The statistics presented in the Service is based on Splick’s choice of measuring instrument and forms the basis of the Commission and the Advertiser’s ranking in the Service. The Advertiser hereby accepts that it is the statistics generated by the Service and Splick’s measuring instruments that is valid between the parties.
Splick is not responsible for any case of information provided by the Advertiser in the Service being disseminated to a third party, e.g. illegal intrusion into the database of the Service.
Splick is not responsible for any damage on hardware or software that has been caused by downloading content from the Service. The Advertiser is responsible for ensuring proper and adequate protection against viruses and malware when using the Service.
The Advertiser shall hold Splick harmless in case of legal claims against us arising out of (i) information provided by the Advertiser in the Service, (ii) the Advertiser’s use of the Service in breach of the General Terms applicable law or (iii) The Advertiser’s violation of the General Terms.

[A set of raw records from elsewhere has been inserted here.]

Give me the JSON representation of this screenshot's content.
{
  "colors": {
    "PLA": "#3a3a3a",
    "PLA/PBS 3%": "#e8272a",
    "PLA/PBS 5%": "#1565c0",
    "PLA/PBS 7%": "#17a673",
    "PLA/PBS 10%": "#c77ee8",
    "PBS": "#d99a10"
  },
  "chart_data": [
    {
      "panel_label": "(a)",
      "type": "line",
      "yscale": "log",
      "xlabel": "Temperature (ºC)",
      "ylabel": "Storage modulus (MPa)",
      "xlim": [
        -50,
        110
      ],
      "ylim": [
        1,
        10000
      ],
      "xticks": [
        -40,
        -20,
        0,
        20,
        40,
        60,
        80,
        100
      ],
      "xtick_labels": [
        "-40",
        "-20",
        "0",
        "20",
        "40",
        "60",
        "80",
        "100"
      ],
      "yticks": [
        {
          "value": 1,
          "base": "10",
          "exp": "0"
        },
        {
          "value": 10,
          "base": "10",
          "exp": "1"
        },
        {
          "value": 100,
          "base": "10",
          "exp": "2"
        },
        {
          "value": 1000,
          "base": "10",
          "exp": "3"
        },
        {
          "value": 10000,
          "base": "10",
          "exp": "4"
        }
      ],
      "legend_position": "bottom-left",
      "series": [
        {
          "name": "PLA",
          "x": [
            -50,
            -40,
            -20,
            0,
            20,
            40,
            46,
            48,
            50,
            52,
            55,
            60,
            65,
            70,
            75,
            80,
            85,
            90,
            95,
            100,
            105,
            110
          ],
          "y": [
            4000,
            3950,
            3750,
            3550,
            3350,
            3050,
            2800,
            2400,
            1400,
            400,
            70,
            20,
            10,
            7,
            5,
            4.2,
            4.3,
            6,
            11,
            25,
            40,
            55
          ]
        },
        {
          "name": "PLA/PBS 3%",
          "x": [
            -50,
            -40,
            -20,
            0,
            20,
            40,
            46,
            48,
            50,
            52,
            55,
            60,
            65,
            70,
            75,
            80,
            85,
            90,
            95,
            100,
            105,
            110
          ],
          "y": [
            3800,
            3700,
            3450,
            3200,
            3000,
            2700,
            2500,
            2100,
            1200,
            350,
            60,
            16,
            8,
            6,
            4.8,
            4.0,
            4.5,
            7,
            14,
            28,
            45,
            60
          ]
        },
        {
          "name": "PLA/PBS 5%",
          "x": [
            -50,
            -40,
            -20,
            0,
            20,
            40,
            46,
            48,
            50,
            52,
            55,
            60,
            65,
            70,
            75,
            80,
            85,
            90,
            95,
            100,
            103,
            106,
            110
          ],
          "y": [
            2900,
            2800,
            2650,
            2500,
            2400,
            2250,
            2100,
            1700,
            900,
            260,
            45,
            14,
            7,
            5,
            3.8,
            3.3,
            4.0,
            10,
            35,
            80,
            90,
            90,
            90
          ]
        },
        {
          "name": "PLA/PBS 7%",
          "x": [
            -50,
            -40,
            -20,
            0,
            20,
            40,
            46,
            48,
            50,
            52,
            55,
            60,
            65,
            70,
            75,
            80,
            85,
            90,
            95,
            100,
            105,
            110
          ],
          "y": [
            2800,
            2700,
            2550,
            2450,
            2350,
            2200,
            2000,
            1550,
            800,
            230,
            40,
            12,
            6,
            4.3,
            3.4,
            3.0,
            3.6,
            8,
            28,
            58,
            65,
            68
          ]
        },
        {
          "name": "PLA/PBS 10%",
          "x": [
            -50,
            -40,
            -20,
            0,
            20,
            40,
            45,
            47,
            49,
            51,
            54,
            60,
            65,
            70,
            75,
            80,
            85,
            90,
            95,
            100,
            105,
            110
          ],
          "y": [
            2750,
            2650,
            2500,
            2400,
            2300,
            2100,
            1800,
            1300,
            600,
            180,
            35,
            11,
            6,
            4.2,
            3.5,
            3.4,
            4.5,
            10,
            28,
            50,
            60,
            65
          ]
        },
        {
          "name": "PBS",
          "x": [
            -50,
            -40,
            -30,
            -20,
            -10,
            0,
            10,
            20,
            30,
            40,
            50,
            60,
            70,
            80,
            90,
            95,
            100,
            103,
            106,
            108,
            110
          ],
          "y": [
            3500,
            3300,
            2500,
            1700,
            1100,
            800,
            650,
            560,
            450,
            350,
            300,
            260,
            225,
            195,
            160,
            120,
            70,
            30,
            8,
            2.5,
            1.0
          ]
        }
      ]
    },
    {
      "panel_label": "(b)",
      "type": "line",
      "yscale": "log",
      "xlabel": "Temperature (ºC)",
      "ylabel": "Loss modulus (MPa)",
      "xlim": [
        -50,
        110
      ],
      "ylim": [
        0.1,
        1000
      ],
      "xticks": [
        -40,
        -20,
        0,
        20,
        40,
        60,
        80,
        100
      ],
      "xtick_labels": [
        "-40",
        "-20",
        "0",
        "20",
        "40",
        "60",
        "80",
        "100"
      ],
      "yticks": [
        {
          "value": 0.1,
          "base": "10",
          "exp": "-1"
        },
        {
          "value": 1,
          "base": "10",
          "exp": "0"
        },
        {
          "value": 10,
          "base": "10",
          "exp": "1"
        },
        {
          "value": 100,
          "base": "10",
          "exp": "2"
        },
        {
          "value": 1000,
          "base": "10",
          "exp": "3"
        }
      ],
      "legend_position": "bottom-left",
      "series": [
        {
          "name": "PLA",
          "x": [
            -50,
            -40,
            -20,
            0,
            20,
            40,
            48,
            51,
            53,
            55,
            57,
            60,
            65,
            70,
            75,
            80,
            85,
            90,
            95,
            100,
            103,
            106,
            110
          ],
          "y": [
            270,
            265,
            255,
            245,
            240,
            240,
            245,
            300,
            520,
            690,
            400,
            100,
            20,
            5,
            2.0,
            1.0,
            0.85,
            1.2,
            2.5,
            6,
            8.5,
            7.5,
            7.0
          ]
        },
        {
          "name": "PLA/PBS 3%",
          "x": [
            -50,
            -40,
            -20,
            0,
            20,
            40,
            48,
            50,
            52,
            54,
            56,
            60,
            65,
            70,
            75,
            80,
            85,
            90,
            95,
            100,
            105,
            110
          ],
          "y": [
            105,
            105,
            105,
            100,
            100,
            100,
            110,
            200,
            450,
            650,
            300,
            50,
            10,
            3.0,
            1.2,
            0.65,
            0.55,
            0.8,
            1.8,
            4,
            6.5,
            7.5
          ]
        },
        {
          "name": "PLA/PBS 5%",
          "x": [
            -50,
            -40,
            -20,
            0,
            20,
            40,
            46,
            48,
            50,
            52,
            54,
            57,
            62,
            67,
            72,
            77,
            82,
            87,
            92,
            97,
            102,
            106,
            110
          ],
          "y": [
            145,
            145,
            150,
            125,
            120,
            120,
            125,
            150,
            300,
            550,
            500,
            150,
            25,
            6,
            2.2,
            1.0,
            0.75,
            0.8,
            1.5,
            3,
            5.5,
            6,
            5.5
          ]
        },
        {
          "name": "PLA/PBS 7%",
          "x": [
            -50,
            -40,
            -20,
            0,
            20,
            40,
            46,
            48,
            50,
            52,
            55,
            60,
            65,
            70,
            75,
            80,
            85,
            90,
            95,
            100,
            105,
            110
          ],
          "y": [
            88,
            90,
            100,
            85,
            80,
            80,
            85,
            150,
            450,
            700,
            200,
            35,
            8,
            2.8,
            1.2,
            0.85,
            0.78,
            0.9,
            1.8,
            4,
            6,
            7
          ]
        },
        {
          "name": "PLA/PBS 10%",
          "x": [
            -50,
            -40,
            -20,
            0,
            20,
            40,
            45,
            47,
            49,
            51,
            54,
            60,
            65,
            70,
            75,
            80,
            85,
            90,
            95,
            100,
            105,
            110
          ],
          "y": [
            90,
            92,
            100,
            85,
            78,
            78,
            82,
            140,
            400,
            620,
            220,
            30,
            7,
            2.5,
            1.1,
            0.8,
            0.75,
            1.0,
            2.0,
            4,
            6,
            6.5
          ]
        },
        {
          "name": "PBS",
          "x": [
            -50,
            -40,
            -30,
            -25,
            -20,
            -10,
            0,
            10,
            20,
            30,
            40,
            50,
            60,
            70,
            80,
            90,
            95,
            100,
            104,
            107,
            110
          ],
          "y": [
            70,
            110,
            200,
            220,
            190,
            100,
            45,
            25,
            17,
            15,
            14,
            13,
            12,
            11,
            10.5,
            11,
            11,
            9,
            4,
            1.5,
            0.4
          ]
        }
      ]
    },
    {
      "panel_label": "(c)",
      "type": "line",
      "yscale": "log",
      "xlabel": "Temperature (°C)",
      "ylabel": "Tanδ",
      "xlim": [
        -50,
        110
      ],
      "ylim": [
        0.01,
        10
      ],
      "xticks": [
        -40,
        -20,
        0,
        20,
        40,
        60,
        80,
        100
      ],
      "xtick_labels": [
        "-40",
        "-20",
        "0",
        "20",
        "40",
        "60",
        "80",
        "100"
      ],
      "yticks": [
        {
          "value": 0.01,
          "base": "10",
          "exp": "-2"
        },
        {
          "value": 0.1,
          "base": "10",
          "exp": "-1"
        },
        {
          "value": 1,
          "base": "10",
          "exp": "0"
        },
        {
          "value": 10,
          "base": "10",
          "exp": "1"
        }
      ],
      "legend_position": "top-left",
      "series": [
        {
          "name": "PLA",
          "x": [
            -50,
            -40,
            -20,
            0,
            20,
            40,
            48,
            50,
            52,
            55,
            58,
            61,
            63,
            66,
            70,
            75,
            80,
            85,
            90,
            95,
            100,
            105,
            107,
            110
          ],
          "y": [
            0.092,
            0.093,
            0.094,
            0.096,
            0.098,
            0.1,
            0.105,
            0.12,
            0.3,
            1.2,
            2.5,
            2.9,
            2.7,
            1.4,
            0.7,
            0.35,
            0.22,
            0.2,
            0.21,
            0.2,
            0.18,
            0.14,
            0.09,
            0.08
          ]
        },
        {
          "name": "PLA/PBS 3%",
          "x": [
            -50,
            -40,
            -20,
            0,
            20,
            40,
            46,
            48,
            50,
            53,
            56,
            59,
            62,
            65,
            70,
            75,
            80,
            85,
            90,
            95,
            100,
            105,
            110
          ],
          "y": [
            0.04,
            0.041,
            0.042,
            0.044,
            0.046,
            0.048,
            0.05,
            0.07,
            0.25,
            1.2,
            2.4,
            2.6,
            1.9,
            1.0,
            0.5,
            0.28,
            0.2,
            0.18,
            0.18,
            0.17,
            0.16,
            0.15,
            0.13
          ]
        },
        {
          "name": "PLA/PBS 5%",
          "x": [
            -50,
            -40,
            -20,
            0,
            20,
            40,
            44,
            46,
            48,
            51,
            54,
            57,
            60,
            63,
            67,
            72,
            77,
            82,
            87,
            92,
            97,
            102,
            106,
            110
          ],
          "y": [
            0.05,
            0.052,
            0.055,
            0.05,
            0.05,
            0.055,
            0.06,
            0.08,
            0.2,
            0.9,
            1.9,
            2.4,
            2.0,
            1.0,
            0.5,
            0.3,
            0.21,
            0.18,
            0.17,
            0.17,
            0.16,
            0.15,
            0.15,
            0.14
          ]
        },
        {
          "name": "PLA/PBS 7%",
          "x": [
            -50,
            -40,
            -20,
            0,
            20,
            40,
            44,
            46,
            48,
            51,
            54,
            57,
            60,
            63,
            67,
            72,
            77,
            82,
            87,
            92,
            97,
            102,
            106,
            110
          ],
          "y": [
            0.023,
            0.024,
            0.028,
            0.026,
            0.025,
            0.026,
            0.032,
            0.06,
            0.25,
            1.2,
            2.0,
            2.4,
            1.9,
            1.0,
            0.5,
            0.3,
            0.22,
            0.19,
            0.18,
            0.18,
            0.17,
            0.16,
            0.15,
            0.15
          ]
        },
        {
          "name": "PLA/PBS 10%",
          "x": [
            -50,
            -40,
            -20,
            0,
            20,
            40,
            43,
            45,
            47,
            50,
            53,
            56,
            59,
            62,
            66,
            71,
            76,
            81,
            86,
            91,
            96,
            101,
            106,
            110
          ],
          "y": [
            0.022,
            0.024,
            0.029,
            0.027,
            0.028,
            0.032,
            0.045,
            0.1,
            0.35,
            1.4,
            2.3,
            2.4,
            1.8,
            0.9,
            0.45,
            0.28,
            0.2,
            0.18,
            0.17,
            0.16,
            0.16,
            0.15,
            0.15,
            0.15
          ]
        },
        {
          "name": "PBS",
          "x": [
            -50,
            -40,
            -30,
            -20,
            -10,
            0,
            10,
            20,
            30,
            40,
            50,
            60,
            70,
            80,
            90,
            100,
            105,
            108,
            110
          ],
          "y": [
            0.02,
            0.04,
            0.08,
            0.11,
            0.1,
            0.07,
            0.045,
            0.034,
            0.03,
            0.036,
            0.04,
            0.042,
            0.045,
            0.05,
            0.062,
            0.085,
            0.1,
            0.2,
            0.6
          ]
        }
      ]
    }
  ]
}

In the event of a breach of the General Terms clause 3.4, the Advertiser shall pay liquidated damages of SEK 50 000 to Splick for each individual breach. In the event that the actual damage exceeds the liquidated amount, Splick is entitled to damages for the excess amount.
The agreement is valid from the day on which the Advertiser registers its user account and until the Advertiser discontinues its user account, without notice.
Splick has the right to terminate the General Terms with thirty (30) days’ notice.
In addition to what is stated above, the parties have the right to terminate the General Terms in writing with immediate effect if the other party (i) has breached the General Terms and has not taken measures to correct the breach within fourteen (14) days, or (ii) initiate liquidation proceedings, apply for or is declared bankrupt, suspends payments or is otherwise considered insolvent.
Deletion of personal data that Splick processes as a data processor on behalf of the Advertiser is governed by a separate data processing agreement, see Appendix 1.
The General Terms shall be interpreted and applied in accordance with Swedish law.
Disputes arising from these General Terms shall be settled by Swedish District Court.